The Pa28R Turbo Arrow III is my favorite aircraft, and so my constant choice. I have quite a few hours in it, and find it quite comfortable to command. I have only standard piston experience in real life and have learned in sim only how to operate this plane, by reading the manuals, and tutorials. The manual describes a mixture control, and there’s a nice EGT gauge, so I’ve been controlling mixture above 3000’ to max egt.
Then I read on the forum that turbo aircraft do not use a mixture control. I’m hoping the manual of the Arrow is correct, and perhaps there are a variety of turbo equipped aircraft that can clarify the validity of a mixture control on the Arrow Turbo.
There is indeed a mixture control on the Turbo Arrow. I flew the Turbo Arrow IV in real life for my commercial and CFI training. The turbo has a fixed wastegate so max MP can be achieved all the way up to 12,000 feet density altitude. So as long as that is possible, the engine thinks it is at sea level up to 12,000 feet. Above that, it can’t maintain sea level rated power anymore and the engine will start to act like a normally aspirated engine at that point. In cruise, the checklist does say to lean the mixture. When I flew it, if I remember correctly it was leaned to a particular EGT with a digital readout.
I’d venture to guess it uses the mixture to a lesser extent than a normally-aspirated piston engine (someone correct me), as that’s kinda the point of the turbo: to get more air into the fuel-air mixture. And a good rule of thumb for all engines is 125 degrees rich of peak EGT. You’ll basically never damage an engine running it like that.
Yes. The first item on the cruise climb checklist is MIXTURE - FULL RICH. Section 4.33 CLIMB in the Turbo Arrow IV POH states “The mixture control should remain at full rich during the climb.” The Turbo Arrow by JustFlight is different than that and DOES need to be leaned, but not because of JustFlight’s programming, but because of the way MSFS is programmed.
Turbo Prop - jet engine, often mounted backwards, with a gearbox and prop attached to the turbine shaft. Examples - Cessna Caravan, TBM, Quest Kodiak, PC6, Piper Cheyenne
Turbocharged Engine - traditional piston engine with a turbo charger to compensate at high altitude, Example - PA28 Turbo Arrow, Turbo Normalised variants of the Bonanza
I’ll slightly hijack this post since it’s about mixture control.
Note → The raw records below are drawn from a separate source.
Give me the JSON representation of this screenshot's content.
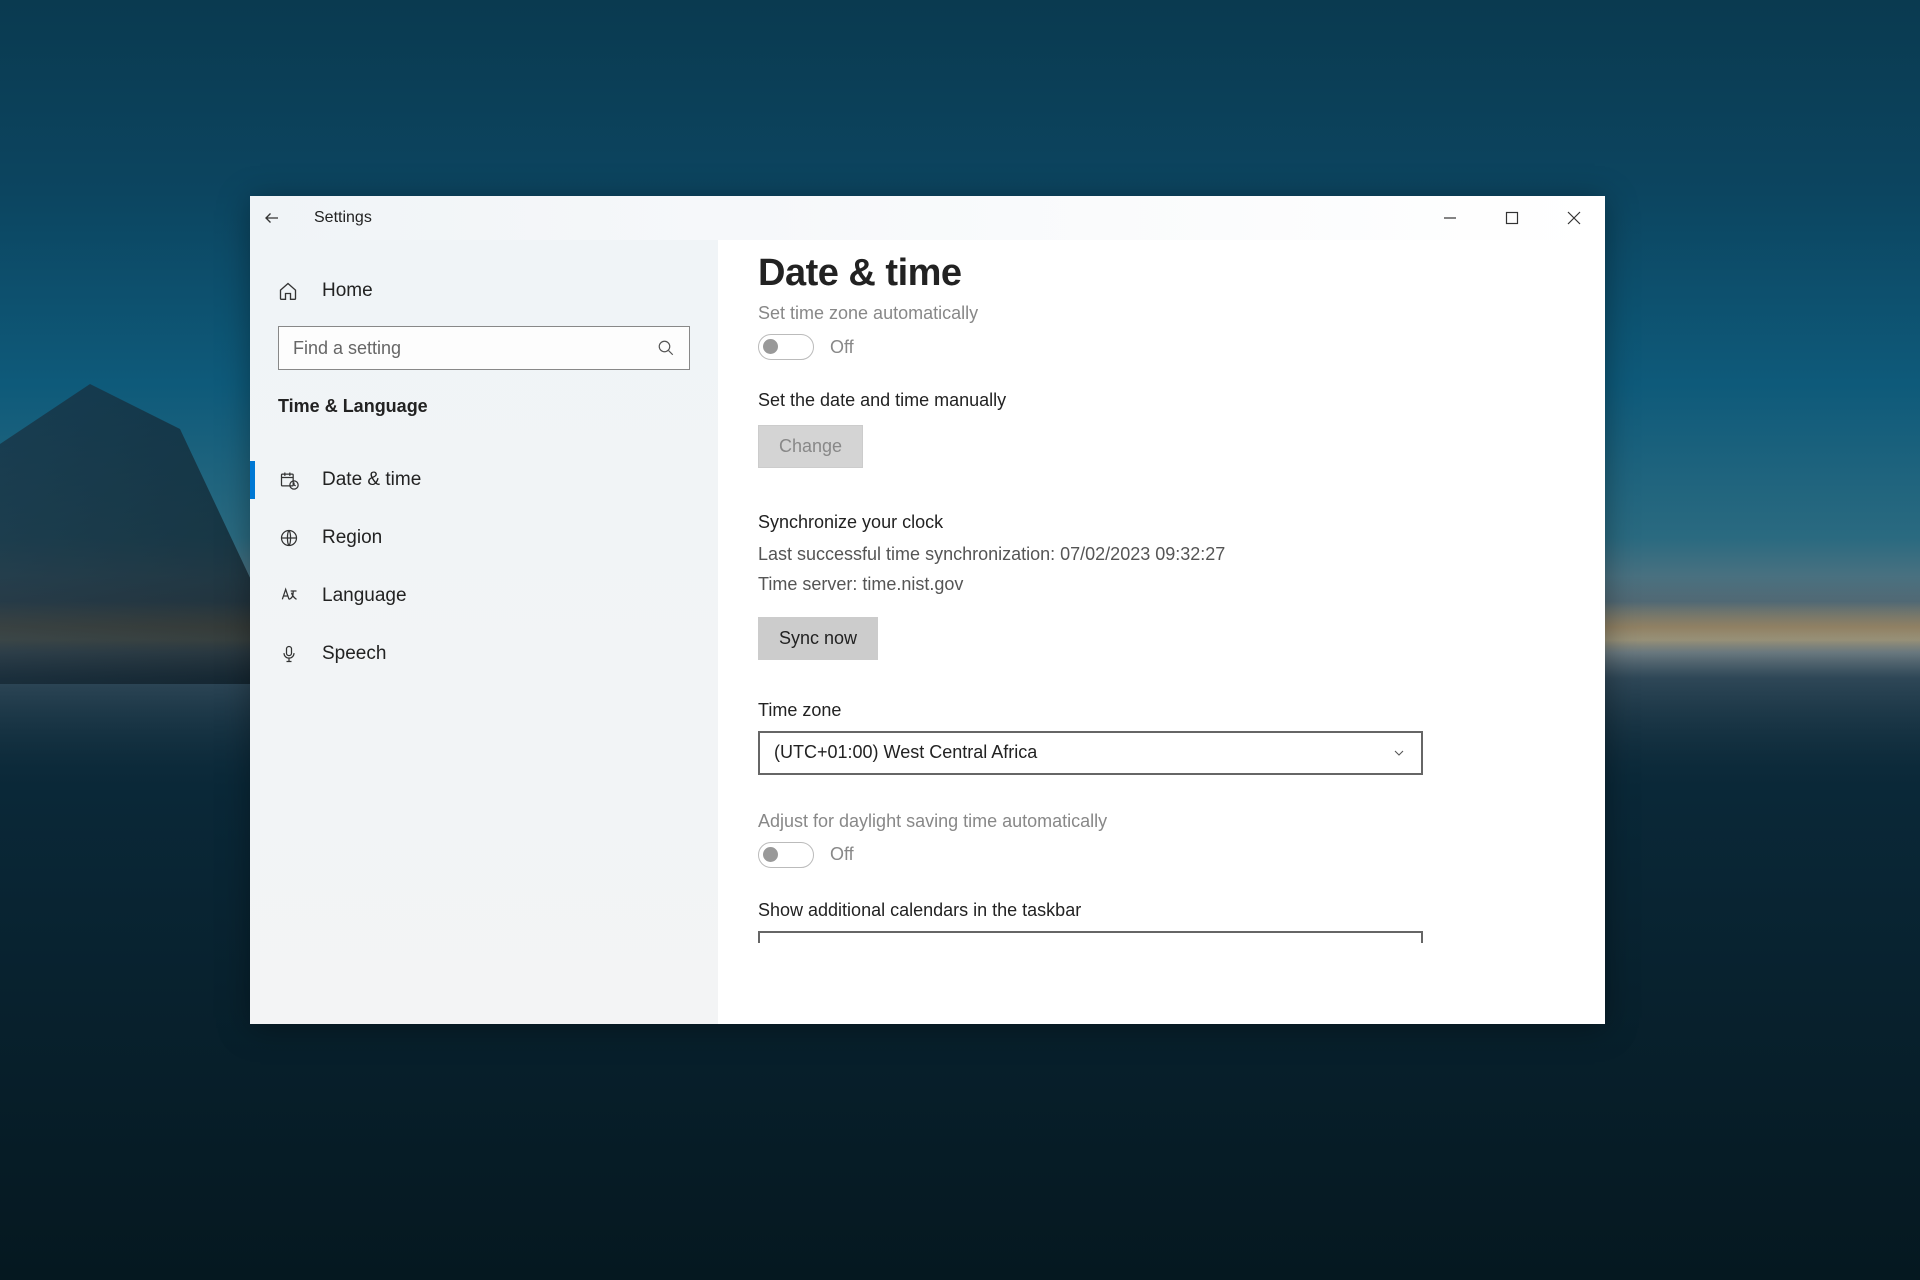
{
  "window": {
    "title": "Settings"
  },
  "sidebar": {
    "home_label": "Home",
    "search_placeholder": "Find a setting",
    "category_label": "Time & Language",
    "items": [
      {
        "label": "Date & time"
      },
      {
        "label": "Region"
      },
      {
        "label": "Language"
      },
      {
        "label": "Speech"
      }
    ]
  },
  "content": {
    "heading": "Date & time",
    "auto_tz": {
      "label": "Set time zone automatically",
      "state": "Off"
    },
    "manual_datetime": {
      "label": "Set the date and time manually",
      "button": "Change"
    },
    "sync": {
      "heading": "Synchronize your clock",
      "last_sync": "Last successful time synchronization: 07/02/2023 09:32:27",
      "server": "Time server: time.nist.gov",
      "button": "Sync now"
    },
    "timezone": {
      "label": "Time zone",
      "value": "(UTC+01:00) West Central Africa"
    },
    "dst": {
      "label": "Adjust for daylight saving time automatically",
      "state": "Off"
    },
    "additional_calendars": {
      "label": "Show additional calendars in the taskbar"
    }
  }
}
Is EGT is the only way to determine proper mixture? Cause according to EGT it’s always really low mixture for the highest temperatures…
I try to really closely watch RPM needle while changing the mixture. There are slight movements of the needle that possibly show if I’m doing something positive or negative for the engine.
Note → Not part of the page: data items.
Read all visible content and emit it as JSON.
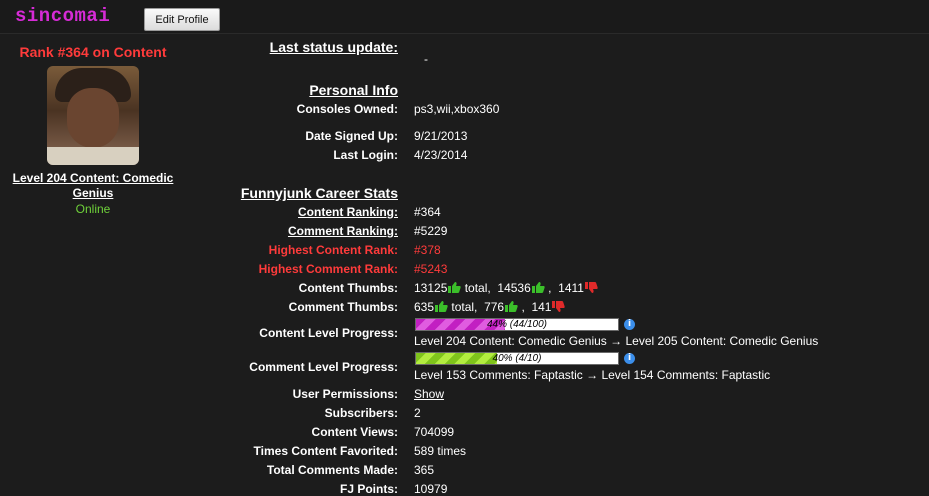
{
  "header": {
    "username": "sincomai",
    "edit_button": "Edit Profile"
  },
  "sidebar": {
    "rank_title": "Rank #364 on Content",
    "level_link": "Level 204 Content: Comedic Genius",
    "status": "Online"
  },
  "status_update": {
    "label": "Last status update:",
    "value": "-"
  },
  "personal_info": {
    "heading": "Personal Info",
    "consoles_label": "Consoles Owned:",
    "consoles_value": "ps3,wii,xbox360",
    "signed_label": "Date Signed Up:",
    "signed_value": "9/21/2013",
    "login_label": "Last Login:",
    "login_value": "4/23/2014"
  },
  "career": {
    "heading": "Funnyjunk Career Stats",
    "content_ranking_label": "Content Ranking:",
    "content_ranking_value": "#364",
    "comment_ranking_label": "Comment Ranking:",
    "comment_ranking_value": "#5229",
    "highest_content_label": "Highest Content Rank:",
    "highest_content_value": "#378",
    "highest_comment_label": "Highest Comment Rank:",
    "highest_comment_value": "#5243",
    "content_thumbs": {
      "label": "Content Thumbs:",
      "total": "13125",
      "total_suffix": " total,",
      "up": "14536",
      "sep": ",",
      "down": "1411"
    },
    "comment_thumbs": {
      "label": "Comment Thumbs:",
      "total": "635",
      "total_suffix": " total,",
      "up": "776",
      "sep": ",",
      "down": "141"
    },
    "content_progress": {
      "label": "Content Level Progress:",
      "percent": 44,
      "bar_text": "44% (44/100)",
      "from": "Level 204 Content: Comedic Genius",
      "arrow": "→",
      "to": "Level 205 Content: Comedic Genius",
      "color": "#c21fc2"
    },
    "comment_progress": {
      "label": "Comment Level Progress:",
      "percent": 40,
      "bar_text": "40% (4/10)",
      "from": "Level 153 Comments: Faptastic",
      "arrow": "→",
      "to": "Level 154 Comments: Faptastic",
      "color": "#7fc41b"
    },
    "permissions_label": "User Permissions:",
    "permissions_value": "Show",
    "subscribers_label": "Subscribers:",
    "subscribers_value": "2",
    "views_label": "Content Views:",
    "views_value": "704099",
    "favorited_label": "Times Content Favorited:",
    "favorited_value": "589 times",
    "comments_label": "Total Comments Made:",
    "comments_value": "365",
    "points_label": "FJ Points:",
    "points_value": "10979"
  }
}
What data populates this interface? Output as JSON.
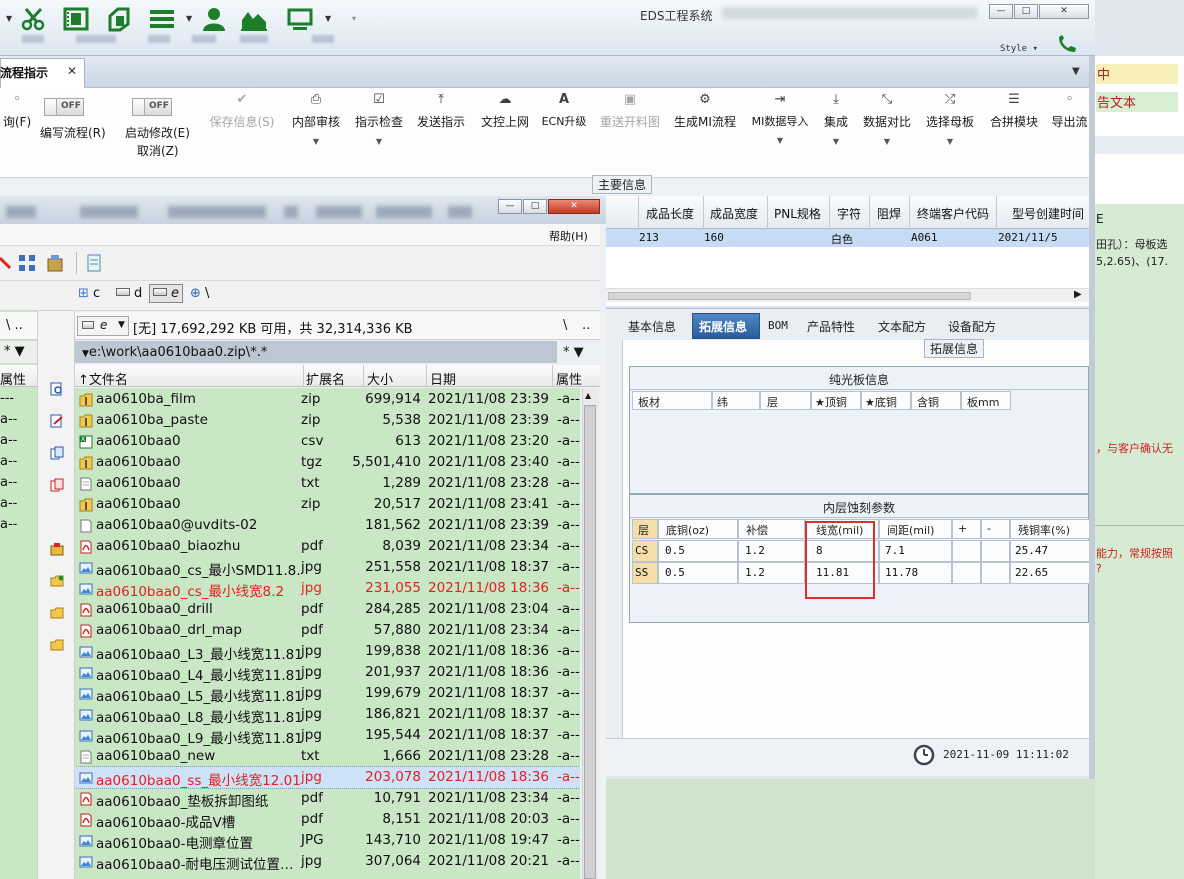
{
  "app": {
    "title": "EDS工程系统",
    "style_label": "Style",
    "window_controls": [
      "—",
      "□",
      "✕"
    ]
  },
  "quick_toolbar": {
    "icons": [
      "scissors-icon",
      "film-icon",
      "copy-icon",
      "list-icon",
      "user-icon",
      "chart-icon",
      "monitor-icon"
    ]
  },
  "tab": {
    "label": "流程指示",
    "close": "✕"
  },
  "ribbon": {
    "query_label": "询(F)",
    "write_flow": {
      "toggle": "OFF",
      "label": "编写流程(R)"
    },
    "start_modify": {
      "toggle": "OFF",
      "label": "启动修改(E)",
      "sublabel": "取消(Z)"
    },
    "save_info": "保存信息(S)",
    "buttons": [
      {
        "label": "内部审核",
        "dropdown": true
      },
      {
        "label": "指示检查",
        "dropdown": true
      },
      {
        "label": "发送指示",
        "dropdown": false
      },
      {
        "label": "文控上网",
        "dropdown": false
      },
      {
        "label": "ECN升级",
        "dropdown": false
      },
      {
        "label": "重送开料图",
        "dropdown": false
      },
      {
        "label": "生成MI流程",
        "dropdown": false
      },
      {
        "label": "MI数据导入",
        "dropdown": true
      },
      {
        "label": "集成",
        "dropdown": true
      },
      {
        "label": "数据对比",
        "dropdown": true
      },
      {
        "label": "选择母板",
        "dropdown": true
      },
      {
        "label": "合拼模块",
        "dropdown": false
      },
      {
        "label": "导出流",
        "dropdown": false
      }
    ],
    "group_label": "主要信息"
  },
  "product_grid": {
    "headers": [
      "成品长度",
      "成品宽度",
      "PNL规格",
      "字符",
      "阻焊",
      "终端客户代码",
      "型号创建时间"
    ],
    "row": {
      "length": "213",
      "width": "160",
      "pnl": "",
      "char": "白色",
      "mask": "",
      "client": "A061",
      "created": "2021/11/5"
    }
  },
  "detail": {
    "tabs": [
      "基本信息",
      "拓展信息",
      "BOM",
      "产品特性",
      "文本配方",
      "设备配方"
    ],
    "active_tab": "拓展信息",
    "section_label": "拓展信息",
    "bare_board": {
      "title": "纯光板信息",
      "headers": [
        "板材",
        "纬",
        "层",
        "★顶铜",
        "★底铜",
        "含铜",
        "板mm"
      ]
    },
    "inner_etch": {
      "title": "内层蚀刻参数",
      "headers": [
        "层",
        "底铜(oz)",
        "补偿",
        "线宽(mil)",
        "间距(mil)",
        "+",
        "-",
        "残铜率(%)"
      ],
      "rows": [
        {
          "layer": "CS",
          "base": "0.5",
          "comp": "1.2",
          "width": "8",
          "spacing": "7.1",
          "plus": "",
          "minus": "",
          "residual": "25.47"
        },
        {
          "layer": "SS",
          "base": "0.5",
          "comp": "1.2",
          "width": "11.81",
          "spacing": "11.78",
          "plus": "",
          "minus": "",
          "residual": "22.65"
        }
      ]
    },
    "status_time": "2021-11-09 11:11:02"
  },
  "right_fragment": {
    "tag_yellow": "中",
    "tag_green": "告文本",
    "col_label": "E",
    "line1": "田孔）：母板选",
    "line2": "5,2.65)、(17.",
    "line3": "，与客户确认无",
    "line4": "能力，常规按照",
    "line5": "?"
  },
  "file_manager": {
    "help_menu": "帮助(H)",
    "drives": [
      "c",
      "d",
      "e",
      "\\"
    ],
    "current_drive": "e",
    "free_space": "[无]  17,692,292 KB 可用，共 32,314,336 KB",
    "path": "e:\\work\\aa0610baa0.zip\\*.*",
    "nav_up": "\\",
    "nav_dots": "..",
    "filter": "*",
    "columns": {
      "name": "文件名",
      "ext": "扩展名",
      "size": "大小",
      "date": "日期",
      "attr": "属性"
    },
    "left_pane": {
      "nav": "\\  ..",
      "filter": "*",
      "attr_header": "属性",
      "rows": [
        "---",
        "a--",
        "a--",
        "a--",
        "a--",
        "a--",
        "a--"
      ]
    },
    "files": [
      {
        "name": "aa0610ba_film",
        "ext": "zip",
        "size": "699,914",
        "date": "2021/11/08 23:39",
        "attr": "-a--",
        "icon": "folder-zip-icon",
        "style": "normal"
      },
      {
        "name": "aa0610ba_paste",
        "ext": "zip",
        "size": "5,538",
        "date": "2021/11/08 23:39",
        "attr": "-a--",
        "icon": "folder-zip-icon",
        "style": "normal"
      },
      {
        "name": "aa0610baa0",
        "ext": "csv",
        "size": "613",
        "date": "2021/11/08 23:20",
        "attr": "-a--",
        "icon": "spreadsheet-icon",
        "style": "normal"
      },
      {
        "name": "aa0610baa0",
        "ext": "tgz",
        "size": "5,501,410",
        "date": "2021/11/08 23:40",
        "attr": "-a--",
        "icon": "folder-zip-icon",
        "style": "normal"
      },
      {
        "name": "aa0610baa0",
        "ext": "txt",
        "size": "1,289",
        "date": "2021/11/08 23:28",
        "attr": "-a--",
        "icon": "text-file-icon",
        "style": "normal"
      },
      {
        "name": "aa0610baa0",
        "ext": "zip",
        "size": "20,517",
        "date": "2021/11/08 23:41",
        "attr": "-a--",
        "icon": "folder-zip-icon",
        "style": "normal"
      },
      {
        "name": "aa0610baa0@uvdits-02",
        "ext": "",
        "size": "181,562",
        "date": "2021/11/08 23:39",
        "attr": "-a--",
        "icon": "file-icon",
        "style": "normal"
      },
      {
        "name": "aa0610baa0_biaozhu",
        "ext": "pdf",
        "size": "8,039",
        "date": "2021/11/08 23:34",
        "attr": "-a--",
        "icon": "pdf-icon",
        "style": "normal"
      },
      {
        "name": "aa0610baa0_cs_最小SMD11.8…",
        "ext": "jpg",
        "size": "251,558",
        "date": "2021/11/08 18:37",
        "attr": "-a--",
        "icon": "image-icon",
        "style": "normal"
      },
      {
        "name": "aa0610baa0_cs_最小线宽8.2",
        "ext": "jpg",
        "size": "231,055",
        "date": "2021/11/08 18:36",
        "attr": "-a--",
        "icon": "image-icon",
        "style": "red"
      },
      {
        "name": "aa0610baa0_drill",
        "ext": "pdf",
        "size": "284,285",
        "date": "2021/11/08 23:04",
        "attr": "-a--",
        "icon": "pdf-icon",
        "style": "normal"
      },
      {
        "name": "aa0610baa0_drl_map",
        "ext": "pdf",
        "size": "57,880",
        "date": "2021/11/08 23:34",
        "attr": "-a--",
        "icon": "pdf-icon",
        "style": "normal"
      },
      {
        "name": "aa0610baa0_L3_最小线宽11.81",
        "ext": "jpg",
        "size": "199,838",
        "date": "2021/11/08 18:36",
        "attr": "-a--",
        "icon": "image-icon",
        "style": "normal"
      },
      {
        "name": "aa0610baa0_L4_最小线宽11.81",
        "ext": "jpg",
        "size": "201,937",
        "date": "2021/11/08 18:36",
        "attr": "-a--",
        "icon": "image-icon",
        "style": "normal"
      },
      {
        "name": "aa0610baa0_L5_最小线宽11.81",
        "ext": "jpg",
        "size": "199,679",
        "date": "2021/11/08 18:37",
        "attr": "-a--",
        "icon": "image-icon",
        "style": "normal"
      },
      {
        "name": "aa0610baa0_L8_最小线宽11.81",
        "ext": "jpg",
        "size": "186,821",
        "date": "2021/11/08 18:37",
        "attr": "-a--",
        "icon": "image-icon",
        "style": "normal"
      },
      {
        "name": "aa0610baa0_L9_最小线宽11.81",
        "ext": "jpg",
        "size": "195,544",
        "date": "2021/11/08 18:37",
        "attr": "-a--",
        "icon": "image-icon",
        "style": "normal"
      },
      {
        "name": "aa0610baa0_new",
        "ext": "txt",
        "size": "1,666",
        "date": "2021/11/08 23:28",
        "attr": "-a--",
        "icon": "text-file-icon",
        "style": "normal"
      },
      {
        "name": "aa0610baa0_ss_最小线宽12.01",
        "ext": "jpg",
        "size": "203,078",
        "date": "2021/11/08 18:36",
        "attr": "-a--",
        "icon": "image-icon",
        "style": "red-selected"
      },
      {
        "name": "aa0610baa0_垫板拆卸图纸",
        "ext": "pdf",
        "size": "10,791",
        "date": "2021/11/08 23:34",
        "attr": "-a--",
        "icon": "pdf-icon",
        "style": "normal"
      },
      {
        "name": "aa0610baa0-成品V槽",
        "ext": "pdf",
        "size": "8,151",
        "date": "2021/11/08 20:03",
        "attr": "-a--",
        "icon": "pdf-icon",
        "style": "normal"
      },
      {
        "name": "aa0610baa0-电测章位置",
        "ext": "JPG",
        "size": "143,710",
        "date": "2021/11/08 19:47",
        "attr": "-a--",
        "icon": "image-icon",
        "style": "normal"
      },
      {
        "name": "aa0610baa0-耐电压测试位置…",
        "ext": "jpg",
        "size": "307,064",
        "date": "2021/11/08 20:21",
        "attr": "-a--",
        "icon": "image-icon",
        "style": "normal"
      }
    ]
  }
}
Turbo charger mixture is incorrect in the sim. The game does not take into account the normalised pressure that results from boost and looks for the super lean mixture a normally aspirated engine would need at the same altitude.
There are otherways to determine the mixture, leaning till the prop RPM starts to drop then increasing a bit appears to be the standard technique in a fixed-prop aircraft without an EGT gauge.
While other people adjust the mixture to get a specific fuel flow rate they are looking for.